Interestingly, while the virus has virtually caged millions of human beings in their homes, most other species in the natural world have no threat from it. Humans are forced to eschew their carefully crafted and structured lifestyle, while rest of the inhabitants of the planet are continuing with their daily rhythm. Does this signify something?
Inger Andersen, Executive Director, UN environment Programme, recently said that nature is sending us a message with the coronavirus pandemic and the ongoing climate crisis. Andersen said humanity was placing too many pressures on the natural world with damaging consequences, and warned that failing to take care of the planet meant not taking care of ourselves.
Humans have always taken pride in calling themselves as the smartest, strongest and most intelligent species in the world, who could thrive on this planet, with their physical and mental superiority over other species, including large carnivores. They have put themselves on the highest pedestal, claiming pre-eminence over all other living beings, primarily because they have intellect (viveka) to change this world, unlike any other creatures. During thousands of years of evolutionary process, Homo sapiens did pretty impressive things and gradually spread to all corners of the globe, exploring the depth of oceans and the outer limits of sky. But, what humans could do in several thousand years, COVID-19 did in a few months’ time. The analogy might sound irrelevant, but what it makes us understand is that other creatures on this planet also have the capacity to ‘change’ the human world. They have done it several times in the past and they are doing it now.
The current crisis has once again proved that nature is far more complex than what humans think and understand about it. The global health crisis not only needs medical solutions but a complete re-alignment of our equations with the natural world. Amidst, all this panic and pressure, there is an opportunity to re-think and more importantly re-establish our relationship with nature – both in spirit and action.
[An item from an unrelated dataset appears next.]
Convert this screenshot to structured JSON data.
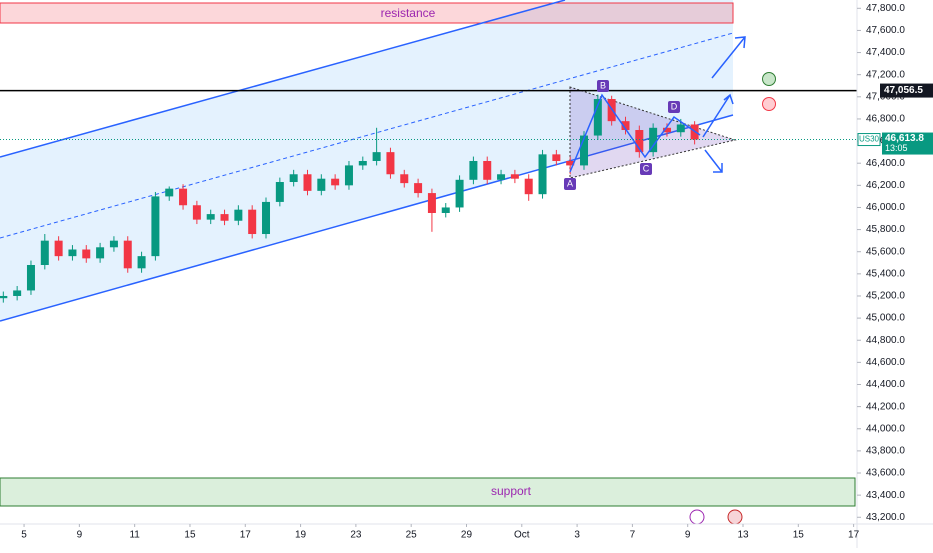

Time has gone, long ago, to justify human’s dominance through the prism of ‘survival of the fittest’ and the focus should be on the most fundamental aspect of life on this planet i.e ‘co-existence of all”. This planet and the natural world can survive without humans, but humans can’t survive without nature
In her bestseller “A history of God” author Karen Armstrong writes in the chapter ‘Has God a future’, “Human beings cannot endure emptiness and desolation; they will fill the vacuum by creating a new focus of meaning”. Perhaps, this is the time to focus on re-building our relationship with mother nature and have a dialogue with an open heart. Let nature reign and we all will survive.